The children were . . . kinda laughing, kinda wailing.
And the only person who wasn’t laughing was Kori. She was still standing by the fallen oak tree with her lips parted and one brow raised.
“What in the heck is going on here?”
That just made us laugh more.
***
Tuesday at school we were treated like rock stars. I wasn’t expecting that at all. Everyone was talking about the dig and the demon. Even Brett Lovell. Surprisingly when he put his hand on my shoulder to congratulate me, not only were there no butterflies in my stomach, I actually wanted to shake his hand off. He had lost all of his appeal.
So did cherries.
That morning there was a pile of cherries on my front step. No bag, no bowl. Just a stack. They weren’t in season but they looked fresh.
I brought them inside but you had better believe I didn’t eat strange produce that I found on my porch. My mind drifted to Rosaline and the orchard owner but I really couldn’t imagine how the fruit ended up at my house. A thank you present from the dead? Exactly the kind of stuff you should think twice about before popping in your mouth.
***
Throughout the day the children started disappearing.

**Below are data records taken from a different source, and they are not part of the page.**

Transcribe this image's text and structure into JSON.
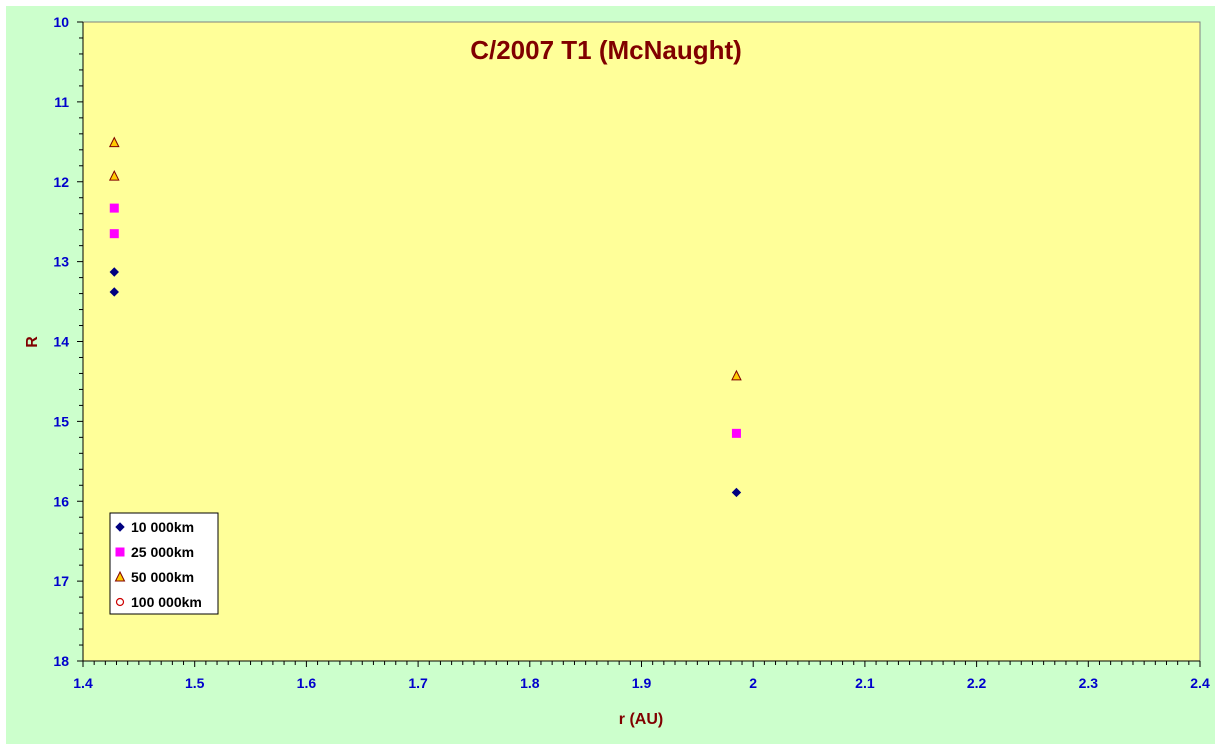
{
  "chart_data": {
    "type": "scatter",
    "title": "C/2007 T1 (McNaught)",
    "xlabel": "r (AU)",
    "ylabel": "R",
    "xlim": [
      1.4,
      2.4
    ],
    "ylim": [
      10,
      18
    ],
    "y_inverted": true,
    "x_ticks": [
      "1.4",
      "1.5",
      "1.6",
      "1.7",
      "1.8",
      "1.9",
      "2",
      "2.1",
      "2.2",
      "2.3",
      "2.4"
    ],
    "y_ticks": [
      "10",
      "11",
      "12",
      "13",
      "14",
      "15",
      "16",
      "17",
      "18"
    ],
    "grid": false,
    "legend_position": "bottom-left",
    "series": [
      {
        "name": "10 000km",
        "marker": "diamond",
        "color": "#000080",
        "points": [
          {
            "x": 1.428,
            "y": 13.13
          },
          {
            "x": 1.428,
            "y": 13.38
          },
          {
            "x": 1.985,
            "y": 15.89
          }
        ]
      },
      {
        "name": "25 000km",
        "marker": "square",
        "color": "#ff00ff",
        "points": [
          {
            "x": 1.428,
            "y": 12.33
          },
          {
            "x": 1.428,
            "y": 12.65
          },
          {
            "x": 1.985,
            "y": 15.15
          }
        ]
      },
      {
        "name": "50 000km",
        "marker": "triangle",
        "color": "#ffcc00",
        "stroke": "#800000",
        "points": [
          {
            "x": 1.428,
            "y": 11.51
          },
          {
            "x": 1.428,
            "y": 11.93
          },
          {
            "x": 1.985,
            "y": 14.43
          }
        ]
      },
      {
        "name": "100 000km",
        "marker": "circle",
        "color": "#ffffff",
        "stroke": "#cc0000",
        "points": []
      }
    ]
  },
  "colors": {
    "chart_background": "#ccffcc",
    "plot_background": "#ffff99",
    "title_color": "#800000",
    "tick_label_color": "#0000cc"
  }
}
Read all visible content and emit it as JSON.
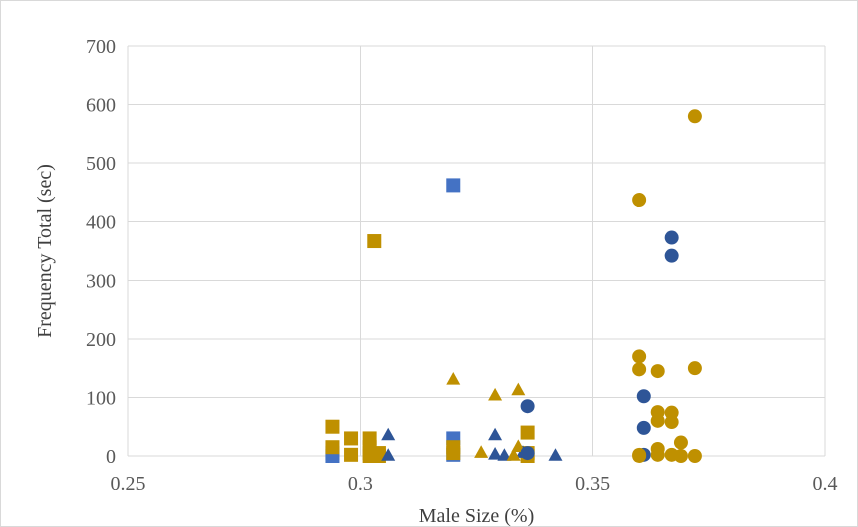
{
  "chart_data": {
    "type": "scatter",
    "xlabel": "Male Size (%)",
    "ylabel": "Frequency Total (sec)",
    "xlim": [
      0.25,
      0.4
    ],
    "ylim": [
      0,
      700
    ],
    "x_ticks": [
      0.25,
      0.3,
      0.35,
      0.4
    ],
    "x_tick_labels": [
      "0.25",
      "0.3",
      "0.35",
      "0.4"
    ],
    "y_ticks": [
      0,
      100,
      200,
      300,
      400,
      500,
      600,
      700
    ],
    "y_tick_labels": [
      "0",
      "100",
      "200",
      "300",
      "400",
      "500",
      "600",
      "700"
    ],
    "grid": true,
    "legend": "none",
    "series": [
      {
        "marker": "square",
        "color": "#4472c4",
        "points": [
          [
            0.294,
            5
          ],
          [
            0.294,
            0
          ],
          [
            0.32,
            462
          ],
          [
            0.32,
            30
          ],
          [
            0.32,
            2
          ]
        ]
      },
      {
        "marker": "square",
        "color": "#bf9000",
        "points": [
          [
            0.294,
            50
          ],
          [
            0.294,
            15
          ],
          [
            0.298,
            30
          ],
          [
            0.298,
            2
          ],
          [
            0.302,
            30
          ],
          [
            0.302,
            15
          ],
          [
            0.302,
            5
          ],
          [
            0.302,
            0
          ],
          [
            0.303,
            367
          ],
          [
            0.304,
            5
          ],
          [
            0.304,
            0
          ],
          [
            0.32,
            15
          ],
          [
            0.32,
            5
          ],
          [
            0.336,
            40
          ],
          [
            0.336,
            5
          ],
          [
            0.336,
            0
          ]
        ]
      },
      {
        "marker": "triangle",
        "color": "#2e5597",
        "points": [
          [
            0.306,
            35
          ],
          [
            0.306,
            0
          ],
          [
            0.329,
            35
          ],
          [
            0.329,
            2
          ],
          [
            0.331,
            0
          ],
          [
            0.335,
            5
          ],
          [
            0.342,
            0
          ]
        ]
      },
      {
        "marker": "triangle",
        "color": "#bf9000",
        "points": [
          [
            0.32,
            130
          ],
          [
            0.326,
            5
          ],
          [
            0.329,
            103
          ],
          [
            0.333,
            0
          ],
          [
            0.334,
            112
          ],
          [
            0.334,
            15
          ]
        ]
      },
      {
        "marker": "circle",
        "color": "#2e5597",
        "points": [
          [
            0.336,
            85
          ],
          [
            0.336,
            5
          ],
          [
            0.361,
            102
          ],
          [
            0.361,
            48
          ],
          [
            0.361,
            2
          ],
          [
            0.367,
            373
          ],
          [
            0.367,
            342
          ]
        ]
      },
      {
        "marker": "circle",
        "color": "#bf9000",
        "points": [
          [
            0.36,
            437
          ],
          [
            0.36,
            170
          ],
          [
            0.36,
            148
          ],
          [
            0.36,
            2
          ],
          [
            0.36,
            0
          ],
          [
            0.364,
            145
          ],
          [
            0.364,
            75
          ],
          [
            0.364,
            60
          ],
          [
            0.364,
            12
          ],
          [
            0.364,
            2
          ],
          [
            0.367,
            74
          ],
          [
            0.367,
            58
          ],
          [
            0.367,
            2
          ],
          [
            0.369,
            23
          ],
          [
            0.369,
            0
          ],
          [
            0.372,
            580
          ],
          [
            0.372,
            150
          ],
          [
            0.372,
            0
          ]
        ]
      }
    ]
  }
}
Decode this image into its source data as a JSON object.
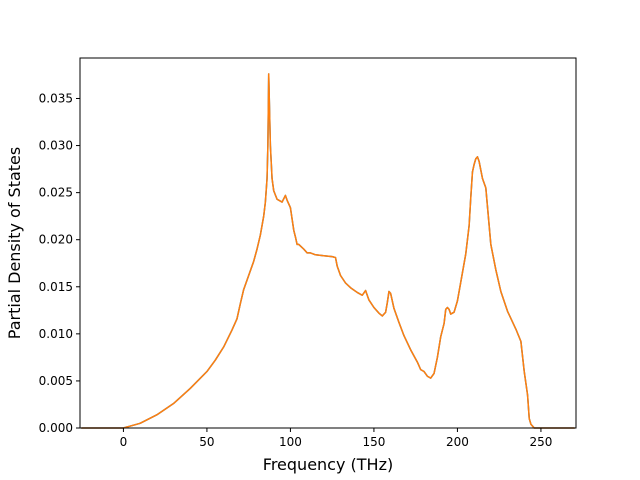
{
  "chart_data": {
    "type": "line",
    "title": "",
    "xlabel": "Frequency (THz)",
    "ylabel": "Partial Density of States",
    "xlim": [
      -26,
      271
    ],
    "ylim": [
      0.0,
      0.0393
    ],
    "grid": false,
    "legend": "none",
    "x_ticks": [
      0,
      50,
      100,
      150,
      200,
      250
    ],
    "y_ticks": [
      0.0,
      0.005,
      0.01,
      0.015,
      0.02,
      0.025,
      0.03,
      0.035
    ],
    "y_tick_labels": [
      "0.000",
      "0.005",
      "0.010",
      "0.015",
      "0.020",
      "0.025",
      "0.030",
      "0.035"
    ],
    "series": [
      {
        "color": "#1f77b4",
        "x": [
          -25,
          0,
          10,
          20,
          30,
          40,
          50,
          55,
          60,
          65,
          68,
          70,
          72,
          75,
          78,
          80,
          82,
          84,
          85,
          86,
          86.5,
          87,
          88,
          89,
          90,
          92,
          95,
          97,
          98,
          100,
          102,
          103,
          104,
          105,
          108,
          110,
          112,
          115,
          120,
          125,
          127,
          128,
          130,
          133,
          136,
          140,
          143,
          145,
          147,
          150,
          153,
          155,
          157,
          158,
          159,
          160,
          162,
          165,
          168,
          172,
          176,
          178,
          180,
          182,
          184,
          186,
          188,
          190,
          192,
          193,
          194,
          195,
          196,
          198,
          200,
          202,
          205,
          207,
          208,
          209,
          210,
          211,
          212,
          213,
          215,
          217,
          218,
          220,
          223,
          226,
          230,
          235,
          238,
          240,
          242,
          243,
          244,
          246,
          250,
          270
        ],
        "y": [
          0.0,
          0.0,
          0.0005,
          0.0014,
          0.0026,
          0.0042,
          0.006,
          0.0072,
          0.0086,
          0.0104,
          0.0116,
          0.0132,
          0.0147,
          0.0162,
          0.0177,
          0.019,
          0.0205,
          0.0225,
          0.024,
          0.0265,
          0.03,
          0.0376,
          0.03,
          0.0265,
          0.0252,
          0.0243,
          0.024,
          0.0247,
          0.0242,
          0.0234,
          0.021,
          0.0203,
          0.0195,
          0.0195,
          0.019,
          0.0186,
          0.0186,
          0.0184,
          0.0183,
          0.0182,
          0.0181,
          0.0172,
          0.0162,
          0.0154,
          0.0149,
          0.0144,
          0.0141,
          0.0146,
          0.0136,
          0.0128,
          0.0122,
          0.0119,
          0.0123,
          0.0133,
          0.0145,
          0.0143,
          0.0127,
          0.0112,
          0.0098,
          0.0083,
          0.007,
          0.0062,
          0.006,
          0.0055,
          0.0053,
          0.0058,
          0.0075,
          0.0097,
          0.0111,
          0.0126,
          0.0128,
          0.0126,
          0.0121,
          0.0123,
          0.0135,
          0.0155,
          0.0185,
          0.0215,
          0.0245,
          0.0272,
          0.028,
          0.0286,
          0.0288,
          0.0283,
          0.0265,
          0.0255,
          0.0235,
          0.0195,
          0.0168,
          0.0145,
          0.0124,
          0.0105,
          0.0092,
          0.006,
          0.0035,
          0.001,
          0.0004,
          0.0,
          0.0,
          0.0
        ]
      },
      {
        "color": "#ff7f0e",
        "x": [
          -25,
          0,
          10,
          20,
          30,
          40,
          50,
          55,
          60,
          65,
          68,
          70,
          72,
          75,
          78,
          80,
          82,
          84,
          85,
          86,
          86.5,
          87,
          88,
          89,
          90,
          92,
          95,
          97,
          98,
          100,
          102,
          103,
          104,
          105,
          108,
          110,
          112,
          115,
          120,
          125,
          127,
          128,
          130,
          133,
          136,
          140,
          143,
          145,
          147,
          150,
          153,
          155,
          157,
          158,
          159,
          160,
          162,
          165,
          168,
          172,
          176,
          178,
          180,
          182,
          184,
          186,
          188,
          190,
          192,
          193,
          194,
          195,
          196,
          198,
          200,
          202,
          205,
          207,
          208,
          209,
          210,
          211,
          212,
          213,
          215,
          217,
          218,
          220,
          223,
          226,
          230,
          235,
          238,
          240,
          242,
          243,
          244,
          246,
          250,
          270
        ],
        "y": [
          0.0,
          0.0,
          0.0005,
          0.0014,
          0.0026,
          0.0042,
          0.006,
          0.0072,
          0.0086,
          0.0104,
          0.0116,
          0.0132,
          0.0147,
          0.0162,
          0.0177,
          0.019,
          0.0205,
          0.0225,
          0.024,
          0.0265,
          0.03,
          0.0376,
          0.03,
          0.0265,
          0.0252,
          0.0243,
          0.024,
          0.0247,
          0.0242,
          0.0234,
          0.021,
          0.0203,
          0.0195,
          0.0195,
          0.019,
          0.0186,
          0.0186,
          0.0184,
          0.0183,
          0.0182,
          0.0181,
          0.0172,
          0.0162,
          0.0154,
          0.0149,
          0.0144,
          0.0141,
          0.0146,
          0.0136,
          0.0128,
          0.0122,
          0.0119,
          0.0123,
          0.0133,
          0.0145,
          0.0143,
          0.0127,
          0.0112,
          0.0098,
          0.0083,
          0.007,
          0.0062,
          0.006,
          0.0055,
          0.0053,
          0.0058,
          0.0075,
          0.0097,
          0.0111,
          0.0126,
          0.0128,
          0.0126,
          0.0121,
          0.0123,
          0.0135,
          0.0155,
          0.0185,
          0.0215,
          0.0245,
          0.0272,
          0.028,
          0.0286,
          0.0288,
          0.0283,
          0.0265,
          0.0255,
          0.0235,
          0.0195,
          0.0168,
          0.0145,
          0.0124,
          0.0105,
          0.0092,
          0.006,
          0.0035,
          0.001,
          0.0004,
          0.0,
          0.0,
          0.0
        ]
      }
    ]
  }
}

When we got to the dig site after school, it was unreal to see so many adults working and digging in the back of the Hacienda. Nellie was there making charts and drawing sketches with some other guy in a uniform. She showed me how they were recording where the bodies were found and taking DNA samples to find their families. I witnessed a child disappear at the same time his skeleton was carefully pulled from the ground. It was incredible. Justin and I stayed and watched until it got late and then my mom drove us home.
The next day a lot of kids disappeared. All of the Pettersen kids were still with me, but it was only a matter of time.